Fractured: I’m in love with cover art/ How do you think it helps contribute to the themes of the book? What was the process like working with Black Lawrence press?

Montes: I love my chapbook cover art, too! Black Lawrence Press was very open to input, so I did what I did for my full-length collection: turned to the Filipino/American Artist Directory. As soon as I saw Mary Jhun’s work, I knew I’d found the right artist. I felt like this painting, “The Young House,” spoke to the rich interior lives of my characters, of their attempts to speak and be heard, of both triumph and failure. Black Lawrence Press is terrific: they have an author handbook to walk you through the entire publication process, and they offer a pre-sale incentive program, plus plenty of support for readings, reviews, etc.

Fractured: How did you decide which stories made it into the chapbook?

Montes: I wanted to create a timeline of sorts, so I chose pieces that told the story of a woman at eight different points in her life (alternately, they can be read as stories about eight different women), from adolescence to elder status. The stories are similar in tone, and they’re all flash, so I wanted to include one piece that was longer (in this case, just under 1,000 words) and had—to me, at least—a completely different feel while still keeping with the themes. I placed that one in the middle and called it an interlude. 

Fractured: A lot of these stories feel like allegories. Is that something you focus on when writing/ Is allegory another way of conceiving fairy tales? How did you make these stories so personal, so active?

Montes: I’m asked this question a lot, and I’ve never answered it to my satisfaction. So once more unto the breach: I wish I could be the kind of writer who understands what they’re doing while they’re doing it, but I’m just not. I’ve only consciously written a fairytale once (it’s not even finished; I’ve been writing it for years!), yet many of my stories end up, more or less, in that space. I just write what comes to me without trying to force anything, which is how I think I often end up in a dreamy kind of place. When editing, I look for the point in the story that makes me the most scared or uncomfortable, and then I drill down a little. It’s kind of like pressing on a bruise. Maybe this is what you’re sensing as personal?  

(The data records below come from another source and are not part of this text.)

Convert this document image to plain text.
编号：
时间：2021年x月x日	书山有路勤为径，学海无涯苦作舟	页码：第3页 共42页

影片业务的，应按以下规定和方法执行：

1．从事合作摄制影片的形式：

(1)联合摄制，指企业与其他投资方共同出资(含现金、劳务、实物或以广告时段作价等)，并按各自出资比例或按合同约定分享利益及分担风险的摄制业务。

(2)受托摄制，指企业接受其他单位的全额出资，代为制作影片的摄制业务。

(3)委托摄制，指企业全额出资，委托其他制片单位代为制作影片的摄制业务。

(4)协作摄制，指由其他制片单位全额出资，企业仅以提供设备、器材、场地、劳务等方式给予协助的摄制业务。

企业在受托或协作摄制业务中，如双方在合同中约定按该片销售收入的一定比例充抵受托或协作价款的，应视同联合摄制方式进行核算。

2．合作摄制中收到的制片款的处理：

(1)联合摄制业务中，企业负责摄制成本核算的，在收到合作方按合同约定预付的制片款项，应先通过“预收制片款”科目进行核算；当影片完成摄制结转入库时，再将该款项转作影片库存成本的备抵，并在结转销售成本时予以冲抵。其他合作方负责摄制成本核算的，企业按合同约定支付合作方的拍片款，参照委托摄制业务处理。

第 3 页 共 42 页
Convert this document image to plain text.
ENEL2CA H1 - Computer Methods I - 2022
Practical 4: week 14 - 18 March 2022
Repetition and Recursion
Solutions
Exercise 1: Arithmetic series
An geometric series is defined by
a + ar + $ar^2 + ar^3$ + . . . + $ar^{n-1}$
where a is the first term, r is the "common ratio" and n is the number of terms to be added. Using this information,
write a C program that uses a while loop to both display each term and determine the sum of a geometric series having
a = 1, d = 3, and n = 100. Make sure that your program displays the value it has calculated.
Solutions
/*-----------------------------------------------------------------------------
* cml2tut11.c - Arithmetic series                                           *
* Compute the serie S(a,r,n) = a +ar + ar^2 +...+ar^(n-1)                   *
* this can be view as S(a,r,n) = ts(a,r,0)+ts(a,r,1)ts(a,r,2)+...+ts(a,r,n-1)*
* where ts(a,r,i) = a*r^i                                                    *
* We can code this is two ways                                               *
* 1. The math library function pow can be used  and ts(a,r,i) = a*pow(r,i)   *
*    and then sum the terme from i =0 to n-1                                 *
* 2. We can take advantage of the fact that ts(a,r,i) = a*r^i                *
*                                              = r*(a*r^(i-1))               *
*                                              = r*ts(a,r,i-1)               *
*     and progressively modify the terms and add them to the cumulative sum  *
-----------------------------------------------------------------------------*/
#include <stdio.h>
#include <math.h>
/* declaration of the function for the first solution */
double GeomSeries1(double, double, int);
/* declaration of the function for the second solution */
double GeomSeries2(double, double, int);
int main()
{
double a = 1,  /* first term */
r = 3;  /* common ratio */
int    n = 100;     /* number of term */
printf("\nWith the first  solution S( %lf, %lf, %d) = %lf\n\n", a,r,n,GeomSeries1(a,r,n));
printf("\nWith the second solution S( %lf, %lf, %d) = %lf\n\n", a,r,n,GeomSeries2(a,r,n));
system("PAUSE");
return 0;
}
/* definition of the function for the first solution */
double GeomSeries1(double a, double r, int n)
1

Fractured: I love how evocative your titles are, how they are rarely one word! Do titles come naturally to you?

Montes: Thank you! As flash writers we’re hyper-aware of every word, image, and a bit of dialogue; most of it has to do double-duty. So I think flash titles should work just as hard! I find that my titles are often a piece of information that I wasn’t able to include in the text itself or, more generally, an attempt at additional clarification. For example, I wrote a flash that was a little confusing because it featured four characters, but was only 240 words. It received a few good rejections before I realized that the title was contributing nothing—less than nothing, to be honest—to the piece. I changed it to clarify the cast of characters, and it was picked up the next time out by a publication I’d never been brave enough to submit to before. If anyone is curious: “The Alchemist, His Daughter, Their Two Servants” in Wigleaf.

Fractured: What are you waiting for? What would end your waiting?

Montes: There are so many ways to answer this question in these fraught times, but I’m going with the eradication of margins. I’m waiting for zero margins, and I think the end of white supremacy will be the beginning of the end of my waiting.  

Veronica Montes is the author of the chapbook The Conquered Sits at the Bus Stop, Waiting (Black Lawrence Press, 2020) and Benedicta Takes Wing & Other Stories (Philippine American Literary House, 2018). Her flash is published in or forthcoming from wigleaf, SmokeLong Quarterly, CHEAP POP, Lost Balloon, and elsewhere.